Jumat, 24 Mei 2013

someday, someday

i think there is--even if it's small--a probability that he will come across this crumpled blog/trashy page of my twitter account and scrolling down everything until the very last page. reads every little thing i wrote, that i'm writing it now at the current moment.

reads what did i do on this date, on that time, in what month. what was my special occasion, what was being on my mind, what was bothering me. maybe he will also see all the stupid selcas i shared here. laughing and facepalming by himself. keeps trying to hold down the super wide grin forming on his fascinating face. perhaps, there is also time when he comes to wondering who is this guy i keep wailing for.

it is you.

you don't know just how much--at this moment--i want to scream until my throat becomes sore right in front of your face.

"all this time, it has always been you. after all this time and now it is still you."

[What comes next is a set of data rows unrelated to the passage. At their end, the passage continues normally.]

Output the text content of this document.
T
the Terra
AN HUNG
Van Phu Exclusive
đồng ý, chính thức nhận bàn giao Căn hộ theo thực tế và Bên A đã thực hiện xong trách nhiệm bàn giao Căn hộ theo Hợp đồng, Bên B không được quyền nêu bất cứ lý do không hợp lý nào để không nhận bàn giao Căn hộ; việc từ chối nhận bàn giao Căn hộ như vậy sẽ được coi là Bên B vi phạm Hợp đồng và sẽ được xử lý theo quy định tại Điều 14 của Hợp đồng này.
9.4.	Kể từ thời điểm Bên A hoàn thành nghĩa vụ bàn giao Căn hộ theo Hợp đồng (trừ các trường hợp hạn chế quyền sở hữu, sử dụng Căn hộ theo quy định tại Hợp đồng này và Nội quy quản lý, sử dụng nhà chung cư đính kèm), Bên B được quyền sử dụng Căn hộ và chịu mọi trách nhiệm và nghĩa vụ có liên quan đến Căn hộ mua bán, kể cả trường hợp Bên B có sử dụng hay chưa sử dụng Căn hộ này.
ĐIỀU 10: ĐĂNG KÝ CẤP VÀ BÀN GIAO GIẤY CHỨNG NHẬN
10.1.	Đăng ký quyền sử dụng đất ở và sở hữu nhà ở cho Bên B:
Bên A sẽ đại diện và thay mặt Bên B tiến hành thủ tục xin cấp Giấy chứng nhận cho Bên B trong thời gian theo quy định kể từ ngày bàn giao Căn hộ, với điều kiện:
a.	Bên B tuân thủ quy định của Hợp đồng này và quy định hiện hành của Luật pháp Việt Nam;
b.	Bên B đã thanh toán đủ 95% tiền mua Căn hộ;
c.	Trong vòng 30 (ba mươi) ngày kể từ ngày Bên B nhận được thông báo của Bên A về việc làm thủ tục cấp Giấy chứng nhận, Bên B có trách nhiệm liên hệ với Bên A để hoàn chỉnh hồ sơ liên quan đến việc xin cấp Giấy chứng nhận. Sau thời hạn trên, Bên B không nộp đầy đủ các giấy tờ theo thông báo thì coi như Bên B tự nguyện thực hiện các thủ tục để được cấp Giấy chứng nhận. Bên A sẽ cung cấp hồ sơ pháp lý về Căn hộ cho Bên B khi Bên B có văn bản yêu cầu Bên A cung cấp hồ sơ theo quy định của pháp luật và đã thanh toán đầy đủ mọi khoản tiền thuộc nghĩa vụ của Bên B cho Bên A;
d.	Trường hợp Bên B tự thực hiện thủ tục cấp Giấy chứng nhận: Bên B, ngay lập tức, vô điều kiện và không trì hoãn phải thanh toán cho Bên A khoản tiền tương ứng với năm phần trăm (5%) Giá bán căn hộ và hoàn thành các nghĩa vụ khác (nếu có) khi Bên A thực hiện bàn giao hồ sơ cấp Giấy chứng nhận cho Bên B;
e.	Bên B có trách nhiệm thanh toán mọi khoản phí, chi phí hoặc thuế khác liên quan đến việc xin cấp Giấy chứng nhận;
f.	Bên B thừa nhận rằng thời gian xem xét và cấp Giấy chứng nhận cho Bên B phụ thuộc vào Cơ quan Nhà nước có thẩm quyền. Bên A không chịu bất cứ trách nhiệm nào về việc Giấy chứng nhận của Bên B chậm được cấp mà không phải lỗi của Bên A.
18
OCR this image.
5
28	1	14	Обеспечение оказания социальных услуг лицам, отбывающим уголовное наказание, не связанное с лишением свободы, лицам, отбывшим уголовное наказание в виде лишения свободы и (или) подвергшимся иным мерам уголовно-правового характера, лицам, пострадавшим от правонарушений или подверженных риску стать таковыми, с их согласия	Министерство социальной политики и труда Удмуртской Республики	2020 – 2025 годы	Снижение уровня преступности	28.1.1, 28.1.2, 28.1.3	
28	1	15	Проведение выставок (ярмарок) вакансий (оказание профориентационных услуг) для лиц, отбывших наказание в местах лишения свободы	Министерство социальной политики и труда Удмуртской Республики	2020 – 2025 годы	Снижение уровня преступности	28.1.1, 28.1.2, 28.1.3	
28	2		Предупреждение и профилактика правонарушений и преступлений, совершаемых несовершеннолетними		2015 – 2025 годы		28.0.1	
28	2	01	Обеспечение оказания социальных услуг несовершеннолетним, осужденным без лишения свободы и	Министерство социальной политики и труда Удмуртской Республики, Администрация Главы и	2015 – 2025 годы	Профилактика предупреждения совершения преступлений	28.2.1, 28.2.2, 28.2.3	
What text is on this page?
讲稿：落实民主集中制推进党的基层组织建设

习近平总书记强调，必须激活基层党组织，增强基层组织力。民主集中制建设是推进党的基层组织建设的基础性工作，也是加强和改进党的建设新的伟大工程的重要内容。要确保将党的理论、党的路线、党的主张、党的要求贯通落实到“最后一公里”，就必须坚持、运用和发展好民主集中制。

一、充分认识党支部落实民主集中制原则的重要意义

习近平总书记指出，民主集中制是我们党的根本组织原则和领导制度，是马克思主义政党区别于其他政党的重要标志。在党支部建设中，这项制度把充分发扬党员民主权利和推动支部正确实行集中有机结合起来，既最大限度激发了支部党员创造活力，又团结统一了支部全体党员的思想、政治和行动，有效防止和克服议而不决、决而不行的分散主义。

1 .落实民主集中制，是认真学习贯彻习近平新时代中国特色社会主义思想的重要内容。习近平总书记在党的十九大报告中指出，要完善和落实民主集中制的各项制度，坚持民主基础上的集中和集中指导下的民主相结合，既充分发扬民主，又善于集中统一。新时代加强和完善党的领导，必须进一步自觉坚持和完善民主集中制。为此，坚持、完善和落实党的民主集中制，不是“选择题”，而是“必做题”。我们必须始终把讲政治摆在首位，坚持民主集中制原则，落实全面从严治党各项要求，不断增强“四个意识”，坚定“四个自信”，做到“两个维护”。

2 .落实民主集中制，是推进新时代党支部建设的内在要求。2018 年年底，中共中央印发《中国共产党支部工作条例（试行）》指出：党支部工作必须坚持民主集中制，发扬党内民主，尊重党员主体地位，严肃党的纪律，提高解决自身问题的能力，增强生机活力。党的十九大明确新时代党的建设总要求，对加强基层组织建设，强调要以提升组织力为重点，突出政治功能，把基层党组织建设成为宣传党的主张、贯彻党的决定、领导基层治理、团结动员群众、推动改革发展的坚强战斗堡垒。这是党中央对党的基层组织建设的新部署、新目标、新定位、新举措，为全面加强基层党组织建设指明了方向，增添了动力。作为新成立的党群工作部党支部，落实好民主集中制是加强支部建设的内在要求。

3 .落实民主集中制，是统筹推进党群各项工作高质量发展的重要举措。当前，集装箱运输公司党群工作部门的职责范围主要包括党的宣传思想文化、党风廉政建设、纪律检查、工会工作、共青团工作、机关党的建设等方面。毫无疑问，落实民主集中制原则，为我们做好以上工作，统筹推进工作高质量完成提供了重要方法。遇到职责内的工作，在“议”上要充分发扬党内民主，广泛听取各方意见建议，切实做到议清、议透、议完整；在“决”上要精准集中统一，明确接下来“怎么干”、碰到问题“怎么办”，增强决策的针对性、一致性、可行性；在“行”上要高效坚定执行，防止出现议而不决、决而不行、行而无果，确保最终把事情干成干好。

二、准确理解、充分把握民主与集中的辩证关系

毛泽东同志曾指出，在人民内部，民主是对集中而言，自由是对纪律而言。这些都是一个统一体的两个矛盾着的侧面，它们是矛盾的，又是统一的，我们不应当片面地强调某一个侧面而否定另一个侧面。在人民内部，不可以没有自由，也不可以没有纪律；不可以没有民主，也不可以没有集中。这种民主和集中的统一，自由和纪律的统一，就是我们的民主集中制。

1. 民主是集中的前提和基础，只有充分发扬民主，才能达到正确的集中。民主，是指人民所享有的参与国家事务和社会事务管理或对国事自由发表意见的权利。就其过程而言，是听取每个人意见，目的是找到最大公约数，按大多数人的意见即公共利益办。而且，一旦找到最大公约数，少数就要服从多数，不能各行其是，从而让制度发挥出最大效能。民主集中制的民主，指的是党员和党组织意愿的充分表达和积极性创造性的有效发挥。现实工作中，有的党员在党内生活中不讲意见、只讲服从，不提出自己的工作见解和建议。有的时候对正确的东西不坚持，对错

every glimpse of you, you have no idea how much my knees become so wobbly. those seconds of staring contest between us, i should have told you how it is affecting my lungs. the portrait of your back that i could only admire secretly, hidden behind the girls at class who keep shouting admiration towards you.

you should have known how much i want you to hold the real conversation with me. how much i want to hear you calling my name. how is that going to sound from your mouth...

and by the way, i still clearly remember every conversation we made the chats. eventhough i keep closing and ending the history, my mind won't do the same.